Hereditary or people with a family history of high blood pressure and kidney disease
Consequently, kidney disease runs in families. If you have an immediate relative who has a kidney illness, you could be more prone to get kidney disease yourself.
Unhealthy eating and lifestyle habits
Sodium and phosphorus are essential nutrients found in processed meals. The amount of phosphorus in the diets of many persons with the renal disease must be restricted. According to several research, even those without renal illness who consume much phosphorus from processed meals may have kidney and bone damage.
A glomerular filtration rate (GFR) test measures how effectively your kidneys function. Only in Black individuals is an eGFR racial modifier applied. Because of this, if you are Black and have the same serum creatinine, age, and body size as someone of a different race, your computed eGFR will automatically be more significant than theirs.
While the age- and sex-adjusted prevalence rate of end-stage renal disease is approximately 50% higher in Hispanics compared with non-Hispanic whites, chronic kidney disease (CKD) is similar or slightly lower in Hispanics than non-Hispanic whites.
Native Americans are more likely to have diabetes, which increases their risk of getting chronic kidney disease.
High blood sugar over time can harm kidney blood vessels and nephrons, impairing their ability to function as they should. High blood pressure is a common complication of diabetes and can also damage the kidneys.
Because of differences in hormone levels, men may be at increased risk of reaching kidney failure sooner than women. This is because higher testosterone levels in men may cause a loss in kidney function.
Symptoms of High Blood Pressure And Kidney Disease
Asymptomatic hypertension is normal for most people. Rarely, headaches brought on by high blood pressure might occur.
Asymptomatic early CKD is another possibility. Some individuals may experience edema, a swelling, as their renal condition worsens. When the kidneys cannot eliminate excess fluid and salt, edema develops. Legs, feet, ankles, or—less frequently—the hands or face might have edema.
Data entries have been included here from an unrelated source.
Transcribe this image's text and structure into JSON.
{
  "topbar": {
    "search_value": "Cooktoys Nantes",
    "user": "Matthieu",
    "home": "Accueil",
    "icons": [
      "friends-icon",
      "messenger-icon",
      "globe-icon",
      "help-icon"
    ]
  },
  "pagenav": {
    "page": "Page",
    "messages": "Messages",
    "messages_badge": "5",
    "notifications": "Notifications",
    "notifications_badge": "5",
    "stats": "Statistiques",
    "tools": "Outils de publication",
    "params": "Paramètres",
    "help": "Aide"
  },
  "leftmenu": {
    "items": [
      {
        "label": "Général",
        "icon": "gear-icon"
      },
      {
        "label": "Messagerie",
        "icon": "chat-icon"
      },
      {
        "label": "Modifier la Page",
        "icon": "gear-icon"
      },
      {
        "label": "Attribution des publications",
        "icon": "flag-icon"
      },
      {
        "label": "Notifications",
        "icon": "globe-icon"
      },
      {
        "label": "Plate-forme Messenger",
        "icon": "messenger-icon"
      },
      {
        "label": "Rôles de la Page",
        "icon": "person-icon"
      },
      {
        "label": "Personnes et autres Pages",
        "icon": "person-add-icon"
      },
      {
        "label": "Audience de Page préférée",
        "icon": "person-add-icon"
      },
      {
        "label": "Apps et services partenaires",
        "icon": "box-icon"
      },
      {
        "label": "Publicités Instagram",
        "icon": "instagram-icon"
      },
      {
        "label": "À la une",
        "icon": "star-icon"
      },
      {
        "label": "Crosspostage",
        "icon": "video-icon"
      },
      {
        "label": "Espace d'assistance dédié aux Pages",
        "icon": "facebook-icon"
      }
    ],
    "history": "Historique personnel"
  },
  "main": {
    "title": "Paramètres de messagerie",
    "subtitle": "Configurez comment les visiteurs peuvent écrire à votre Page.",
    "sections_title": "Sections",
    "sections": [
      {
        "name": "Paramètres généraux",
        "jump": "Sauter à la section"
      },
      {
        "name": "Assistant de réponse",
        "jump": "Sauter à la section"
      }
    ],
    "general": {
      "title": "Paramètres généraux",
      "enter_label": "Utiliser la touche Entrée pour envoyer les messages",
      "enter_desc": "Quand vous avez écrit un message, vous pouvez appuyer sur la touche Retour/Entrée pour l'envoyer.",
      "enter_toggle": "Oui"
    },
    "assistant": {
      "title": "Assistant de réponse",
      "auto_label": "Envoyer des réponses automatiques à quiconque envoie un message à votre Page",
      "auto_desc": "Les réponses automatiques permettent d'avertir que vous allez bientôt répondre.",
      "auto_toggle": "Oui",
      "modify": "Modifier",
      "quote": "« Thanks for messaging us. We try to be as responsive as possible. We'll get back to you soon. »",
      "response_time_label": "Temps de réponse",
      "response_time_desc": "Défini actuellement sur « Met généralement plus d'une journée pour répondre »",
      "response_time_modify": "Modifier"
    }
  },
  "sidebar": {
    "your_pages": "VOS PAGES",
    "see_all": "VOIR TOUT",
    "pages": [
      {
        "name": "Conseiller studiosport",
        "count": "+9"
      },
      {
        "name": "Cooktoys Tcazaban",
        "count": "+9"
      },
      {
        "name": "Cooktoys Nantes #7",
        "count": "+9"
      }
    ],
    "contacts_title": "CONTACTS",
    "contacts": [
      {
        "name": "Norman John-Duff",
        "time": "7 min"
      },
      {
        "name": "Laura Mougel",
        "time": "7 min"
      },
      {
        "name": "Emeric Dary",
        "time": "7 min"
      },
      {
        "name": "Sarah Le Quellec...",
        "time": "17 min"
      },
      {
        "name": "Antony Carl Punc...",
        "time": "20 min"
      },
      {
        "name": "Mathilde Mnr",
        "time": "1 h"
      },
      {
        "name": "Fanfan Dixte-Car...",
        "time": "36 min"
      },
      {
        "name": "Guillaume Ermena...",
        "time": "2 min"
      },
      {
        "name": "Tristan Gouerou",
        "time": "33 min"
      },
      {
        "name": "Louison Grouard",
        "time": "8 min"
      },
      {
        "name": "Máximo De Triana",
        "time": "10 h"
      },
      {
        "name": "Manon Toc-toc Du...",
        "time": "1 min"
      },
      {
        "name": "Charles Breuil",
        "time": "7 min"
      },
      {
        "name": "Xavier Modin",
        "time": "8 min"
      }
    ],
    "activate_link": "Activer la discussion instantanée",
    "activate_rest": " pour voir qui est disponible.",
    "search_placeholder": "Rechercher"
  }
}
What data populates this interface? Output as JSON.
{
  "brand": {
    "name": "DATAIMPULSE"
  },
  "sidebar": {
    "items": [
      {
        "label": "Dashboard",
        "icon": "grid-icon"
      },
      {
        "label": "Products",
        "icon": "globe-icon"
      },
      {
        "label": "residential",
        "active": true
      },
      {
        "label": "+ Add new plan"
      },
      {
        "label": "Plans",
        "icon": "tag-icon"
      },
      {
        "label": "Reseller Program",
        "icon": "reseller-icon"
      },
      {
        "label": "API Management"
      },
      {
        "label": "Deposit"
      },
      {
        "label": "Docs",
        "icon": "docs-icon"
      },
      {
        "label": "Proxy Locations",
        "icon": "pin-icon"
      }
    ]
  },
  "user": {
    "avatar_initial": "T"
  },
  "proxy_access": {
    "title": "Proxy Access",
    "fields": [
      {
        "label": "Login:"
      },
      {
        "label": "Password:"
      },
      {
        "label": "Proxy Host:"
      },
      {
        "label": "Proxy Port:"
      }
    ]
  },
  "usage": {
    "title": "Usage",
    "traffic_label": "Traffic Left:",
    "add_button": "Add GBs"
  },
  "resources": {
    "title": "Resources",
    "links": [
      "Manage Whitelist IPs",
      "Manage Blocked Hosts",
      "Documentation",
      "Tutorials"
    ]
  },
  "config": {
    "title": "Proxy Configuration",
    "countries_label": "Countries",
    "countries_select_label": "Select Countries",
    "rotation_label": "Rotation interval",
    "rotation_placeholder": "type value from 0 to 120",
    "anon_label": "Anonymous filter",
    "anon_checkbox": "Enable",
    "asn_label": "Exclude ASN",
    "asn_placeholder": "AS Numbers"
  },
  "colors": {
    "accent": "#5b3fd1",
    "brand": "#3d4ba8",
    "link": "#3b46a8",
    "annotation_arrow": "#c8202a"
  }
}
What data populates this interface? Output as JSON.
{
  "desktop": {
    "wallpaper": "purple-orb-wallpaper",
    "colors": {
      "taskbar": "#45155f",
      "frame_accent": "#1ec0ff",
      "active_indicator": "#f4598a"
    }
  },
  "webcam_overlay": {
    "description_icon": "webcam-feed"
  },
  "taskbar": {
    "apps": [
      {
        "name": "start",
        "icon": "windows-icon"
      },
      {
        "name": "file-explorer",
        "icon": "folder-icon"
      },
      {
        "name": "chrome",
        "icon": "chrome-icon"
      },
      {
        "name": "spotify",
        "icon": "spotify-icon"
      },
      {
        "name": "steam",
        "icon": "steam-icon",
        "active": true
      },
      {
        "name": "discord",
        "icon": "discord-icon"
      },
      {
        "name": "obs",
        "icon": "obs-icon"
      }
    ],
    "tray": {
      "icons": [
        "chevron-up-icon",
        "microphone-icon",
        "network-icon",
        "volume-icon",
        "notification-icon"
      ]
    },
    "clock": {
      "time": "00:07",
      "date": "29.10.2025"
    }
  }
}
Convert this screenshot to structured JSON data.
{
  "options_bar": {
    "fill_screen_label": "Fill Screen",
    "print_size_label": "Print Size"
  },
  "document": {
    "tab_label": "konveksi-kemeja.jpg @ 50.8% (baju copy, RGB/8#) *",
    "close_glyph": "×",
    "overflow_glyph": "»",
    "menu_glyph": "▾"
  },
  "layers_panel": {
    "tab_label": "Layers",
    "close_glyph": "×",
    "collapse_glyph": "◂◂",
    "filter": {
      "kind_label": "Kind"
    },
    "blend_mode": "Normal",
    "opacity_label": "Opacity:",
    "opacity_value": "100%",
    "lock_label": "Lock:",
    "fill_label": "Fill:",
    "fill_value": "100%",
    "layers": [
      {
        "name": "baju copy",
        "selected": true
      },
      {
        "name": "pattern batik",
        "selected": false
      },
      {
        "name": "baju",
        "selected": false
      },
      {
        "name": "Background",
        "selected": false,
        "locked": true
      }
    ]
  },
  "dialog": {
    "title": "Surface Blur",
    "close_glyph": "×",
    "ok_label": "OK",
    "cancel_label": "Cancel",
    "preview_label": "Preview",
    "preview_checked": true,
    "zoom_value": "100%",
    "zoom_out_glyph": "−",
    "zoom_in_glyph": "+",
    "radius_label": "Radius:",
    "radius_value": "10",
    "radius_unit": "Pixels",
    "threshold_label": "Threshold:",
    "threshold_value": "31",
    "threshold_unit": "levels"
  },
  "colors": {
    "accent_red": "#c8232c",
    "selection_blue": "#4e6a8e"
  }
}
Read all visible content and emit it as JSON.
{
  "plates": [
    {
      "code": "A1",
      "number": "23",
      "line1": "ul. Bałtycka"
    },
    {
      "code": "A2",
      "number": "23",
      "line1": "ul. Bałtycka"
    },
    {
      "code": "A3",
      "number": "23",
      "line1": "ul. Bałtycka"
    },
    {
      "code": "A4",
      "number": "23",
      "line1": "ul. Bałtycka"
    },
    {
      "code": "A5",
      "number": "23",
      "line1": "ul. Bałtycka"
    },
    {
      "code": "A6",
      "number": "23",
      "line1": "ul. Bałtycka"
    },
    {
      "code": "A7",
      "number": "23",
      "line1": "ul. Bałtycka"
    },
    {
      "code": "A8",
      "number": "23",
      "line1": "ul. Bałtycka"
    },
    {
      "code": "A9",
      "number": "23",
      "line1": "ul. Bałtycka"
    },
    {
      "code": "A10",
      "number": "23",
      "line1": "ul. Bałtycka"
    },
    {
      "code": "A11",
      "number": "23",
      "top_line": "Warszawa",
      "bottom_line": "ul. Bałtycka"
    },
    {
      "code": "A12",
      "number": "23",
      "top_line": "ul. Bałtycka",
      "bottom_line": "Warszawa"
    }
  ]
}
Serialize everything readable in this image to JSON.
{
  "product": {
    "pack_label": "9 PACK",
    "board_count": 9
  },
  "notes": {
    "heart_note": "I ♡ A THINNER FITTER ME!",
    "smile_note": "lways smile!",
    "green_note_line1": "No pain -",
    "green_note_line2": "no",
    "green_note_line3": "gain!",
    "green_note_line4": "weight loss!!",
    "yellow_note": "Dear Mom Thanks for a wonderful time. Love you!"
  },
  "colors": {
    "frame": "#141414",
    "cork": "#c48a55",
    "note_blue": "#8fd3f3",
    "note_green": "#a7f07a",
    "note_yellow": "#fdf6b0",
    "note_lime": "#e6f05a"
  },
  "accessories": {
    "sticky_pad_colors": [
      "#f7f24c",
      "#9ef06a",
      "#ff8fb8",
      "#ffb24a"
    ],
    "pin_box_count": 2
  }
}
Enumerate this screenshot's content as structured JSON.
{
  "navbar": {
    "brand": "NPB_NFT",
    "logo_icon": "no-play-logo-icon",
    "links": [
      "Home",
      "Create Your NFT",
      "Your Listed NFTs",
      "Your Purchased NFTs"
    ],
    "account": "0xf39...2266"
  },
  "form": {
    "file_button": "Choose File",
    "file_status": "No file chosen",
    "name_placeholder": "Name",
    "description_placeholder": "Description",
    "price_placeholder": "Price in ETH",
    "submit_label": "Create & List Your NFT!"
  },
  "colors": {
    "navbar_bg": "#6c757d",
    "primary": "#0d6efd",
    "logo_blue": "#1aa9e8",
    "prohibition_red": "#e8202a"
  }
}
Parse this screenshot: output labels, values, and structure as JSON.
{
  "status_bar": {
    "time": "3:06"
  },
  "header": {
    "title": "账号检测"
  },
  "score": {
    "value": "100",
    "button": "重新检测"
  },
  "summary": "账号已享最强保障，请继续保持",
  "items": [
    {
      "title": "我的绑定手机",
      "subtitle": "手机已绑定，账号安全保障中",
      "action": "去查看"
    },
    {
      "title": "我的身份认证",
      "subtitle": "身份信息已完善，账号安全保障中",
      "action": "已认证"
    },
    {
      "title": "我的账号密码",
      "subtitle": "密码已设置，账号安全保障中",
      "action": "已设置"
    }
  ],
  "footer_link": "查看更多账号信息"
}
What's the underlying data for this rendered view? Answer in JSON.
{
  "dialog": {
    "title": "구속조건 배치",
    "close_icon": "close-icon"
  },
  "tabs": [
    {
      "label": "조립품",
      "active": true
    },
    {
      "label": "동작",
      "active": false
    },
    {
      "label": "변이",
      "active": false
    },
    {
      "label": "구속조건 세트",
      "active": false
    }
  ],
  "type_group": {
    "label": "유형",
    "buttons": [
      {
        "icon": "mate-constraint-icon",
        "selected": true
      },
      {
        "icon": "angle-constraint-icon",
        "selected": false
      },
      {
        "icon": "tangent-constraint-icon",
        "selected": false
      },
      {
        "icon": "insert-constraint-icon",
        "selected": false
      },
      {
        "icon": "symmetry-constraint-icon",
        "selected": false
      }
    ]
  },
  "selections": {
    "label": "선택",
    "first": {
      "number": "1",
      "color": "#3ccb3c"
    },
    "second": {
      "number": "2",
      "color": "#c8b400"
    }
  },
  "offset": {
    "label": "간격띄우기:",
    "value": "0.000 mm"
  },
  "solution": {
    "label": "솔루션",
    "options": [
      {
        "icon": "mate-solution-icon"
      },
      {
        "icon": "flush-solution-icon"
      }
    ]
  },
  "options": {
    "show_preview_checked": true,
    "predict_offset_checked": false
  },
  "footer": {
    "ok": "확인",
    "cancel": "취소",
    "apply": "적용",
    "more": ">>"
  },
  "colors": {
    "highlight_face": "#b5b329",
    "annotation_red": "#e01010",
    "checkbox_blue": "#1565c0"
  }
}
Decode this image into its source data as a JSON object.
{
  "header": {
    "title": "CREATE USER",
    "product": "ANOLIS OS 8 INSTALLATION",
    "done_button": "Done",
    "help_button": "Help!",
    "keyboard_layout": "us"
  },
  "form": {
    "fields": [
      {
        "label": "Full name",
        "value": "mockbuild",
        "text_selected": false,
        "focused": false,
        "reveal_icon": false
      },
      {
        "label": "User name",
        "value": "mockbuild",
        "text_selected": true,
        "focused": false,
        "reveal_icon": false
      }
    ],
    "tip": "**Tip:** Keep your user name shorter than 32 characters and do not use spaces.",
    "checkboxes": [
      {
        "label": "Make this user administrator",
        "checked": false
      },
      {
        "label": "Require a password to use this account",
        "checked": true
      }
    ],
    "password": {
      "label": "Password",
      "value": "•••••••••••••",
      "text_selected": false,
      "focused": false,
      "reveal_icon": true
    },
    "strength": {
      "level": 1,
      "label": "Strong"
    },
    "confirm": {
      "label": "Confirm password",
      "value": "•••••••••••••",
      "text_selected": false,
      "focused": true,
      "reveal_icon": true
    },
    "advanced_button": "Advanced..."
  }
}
Advanced renal disease symptoms might include the following:
appetite loss, nauseousness, or vomiting
sleep issues, fatigue, or sleepiness
migraines or difficulty concentrating
altered levels of urination
generalized numbness or itching, dry skin, or skin discoloration
chest discomfort or breathlessness
The Diagnosis of Kidney Disease
You might not be aware that you have kidney disease, much like hypertension. Specific laboratory procedures can determine your kidneys' ability to eliminate waste materials adequately. Serum creatinine and blood urea nitrogen (BUN) tests are among them; excessive values of either might signify renal impairment. Also, another indication of renal disease is excessive protein in the urine or proteinuria.
How To Gradually Lessen the Progression of Kidney Disease from High Blood Pressure?
Taking action to decrease your blood pressure is the most distinctive approach to delaying or minimizing renal damage caused by excessive blood pressure. These actions involve a mix of prescription drugs and lifestyle modifications, such as:
Engaging in physical activity
Regular physical activity can lower your blood pressure and reduce your chances of other health problems.
Keeping a healthy weight
During the first year of hypertension medication, try to lose 7 to 10 percent of your body weight if you are obese or overweight. Losing this much weight can reduce your risk of hypertension-related health issues.
You should stop smoking if you do. Smoking can damage blood vessels, increase the risk of developing hypertension, and worsen hypertension-related health issues.
Adhering to a balanced diet that limits sodium (salt) consumption
A nutritious eating regimen helps reduce your blood pressure. Any healthy eating plan should include cutting back on your salt intake.
High blood pressure can exacerbate renal disease regardless of its underlying cause. If you have renal disease, you should discuss your personal blood pressure goals and how frequently you should have your blood pressure monitored with your healthcare provider.